Cut into squares and serve with molasses, hot sauce, or plain—the way I love it. Maybe add some salt and pepper. The edges, much like a lasagna, are the most sought after. Make sure you get a corner square!
To make your own base for rappie pie:
Peel and grate 20 pounds (9 kg) PEI potatoes very finely and then squeeze out all the liquid. What will be in that liquid? Mostly water but also a lot of starch. You must save all the liquid and starch, not to use but as a measure of what you need to put back in the remaining pulp to reconstitute it properly. It’s pretty cool to see the starch settle out of the liquid. (That’s what they used to use to starch shirts!)
The old school way to do this is to peel the potatoes and put them in a bucket of water so they don’t turn brown.

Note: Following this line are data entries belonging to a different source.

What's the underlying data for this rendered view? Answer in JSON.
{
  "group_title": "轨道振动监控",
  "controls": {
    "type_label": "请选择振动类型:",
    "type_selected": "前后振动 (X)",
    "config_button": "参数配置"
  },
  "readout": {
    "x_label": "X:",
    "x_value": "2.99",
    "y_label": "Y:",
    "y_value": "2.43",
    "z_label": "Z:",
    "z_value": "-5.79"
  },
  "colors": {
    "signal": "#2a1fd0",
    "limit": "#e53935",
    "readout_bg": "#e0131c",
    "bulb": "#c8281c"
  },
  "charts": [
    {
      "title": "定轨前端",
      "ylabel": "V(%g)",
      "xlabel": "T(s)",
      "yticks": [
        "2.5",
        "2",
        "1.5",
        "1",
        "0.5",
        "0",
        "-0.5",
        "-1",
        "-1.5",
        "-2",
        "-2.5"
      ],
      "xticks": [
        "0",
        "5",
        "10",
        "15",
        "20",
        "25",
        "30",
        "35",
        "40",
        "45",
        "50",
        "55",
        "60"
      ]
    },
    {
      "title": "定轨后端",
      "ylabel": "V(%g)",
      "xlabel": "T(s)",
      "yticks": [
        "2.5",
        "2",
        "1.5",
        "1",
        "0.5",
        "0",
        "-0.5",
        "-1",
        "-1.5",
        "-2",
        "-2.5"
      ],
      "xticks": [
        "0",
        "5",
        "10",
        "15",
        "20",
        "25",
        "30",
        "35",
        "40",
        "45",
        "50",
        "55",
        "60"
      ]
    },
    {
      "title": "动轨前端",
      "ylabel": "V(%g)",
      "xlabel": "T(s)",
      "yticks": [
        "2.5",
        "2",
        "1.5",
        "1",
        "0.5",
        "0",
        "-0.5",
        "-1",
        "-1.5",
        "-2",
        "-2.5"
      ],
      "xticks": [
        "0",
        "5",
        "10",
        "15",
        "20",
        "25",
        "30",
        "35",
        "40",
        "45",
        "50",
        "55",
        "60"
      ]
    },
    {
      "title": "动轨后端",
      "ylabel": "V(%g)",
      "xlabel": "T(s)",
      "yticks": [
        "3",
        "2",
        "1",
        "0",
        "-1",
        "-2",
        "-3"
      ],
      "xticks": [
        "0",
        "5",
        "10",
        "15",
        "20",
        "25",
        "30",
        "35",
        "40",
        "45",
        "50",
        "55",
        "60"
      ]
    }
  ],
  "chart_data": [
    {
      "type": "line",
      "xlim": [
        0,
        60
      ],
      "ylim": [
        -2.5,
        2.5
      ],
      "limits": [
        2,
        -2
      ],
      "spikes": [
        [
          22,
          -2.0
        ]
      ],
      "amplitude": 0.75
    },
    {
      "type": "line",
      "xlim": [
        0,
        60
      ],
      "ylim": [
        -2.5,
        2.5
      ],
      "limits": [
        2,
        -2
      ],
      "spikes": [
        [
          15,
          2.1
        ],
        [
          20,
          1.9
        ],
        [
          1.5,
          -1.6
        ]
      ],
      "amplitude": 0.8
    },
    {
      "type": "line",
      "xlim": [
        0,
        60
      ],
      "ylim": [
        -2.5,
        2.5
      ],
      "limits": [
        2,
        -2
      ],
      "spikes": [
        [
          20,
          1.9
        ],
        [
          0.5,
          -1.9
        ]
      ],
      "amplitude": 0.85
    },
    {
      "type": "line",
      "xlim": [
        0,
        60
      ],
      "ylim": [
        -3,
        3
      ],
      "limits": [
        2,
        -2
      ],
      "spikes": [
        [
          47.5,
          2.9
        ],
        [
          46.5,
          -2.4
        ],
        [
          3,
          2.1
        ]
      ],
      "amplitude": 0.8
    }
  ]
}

Then finely grate a couple pounds at a time, put those gratings in cheesecloth, and wring out all the liquid you possibly can. This is very hard work.
Many devices have been made to take some of the work out of this, but today we have a machine that anyone can buy to do this: a juicer! Keep the dryish pulp for use, and keep the juice for measuring so you know how much liquid to put back. Cut your potatoes so they fit in the mouth of your juicer. Have a bowl handy to collect all the pulp and another bowl for the liquid. When all the potato is pulped, measure your liquid by volume. That is the amount of chicken broth you will add back to make the rappie pie mix.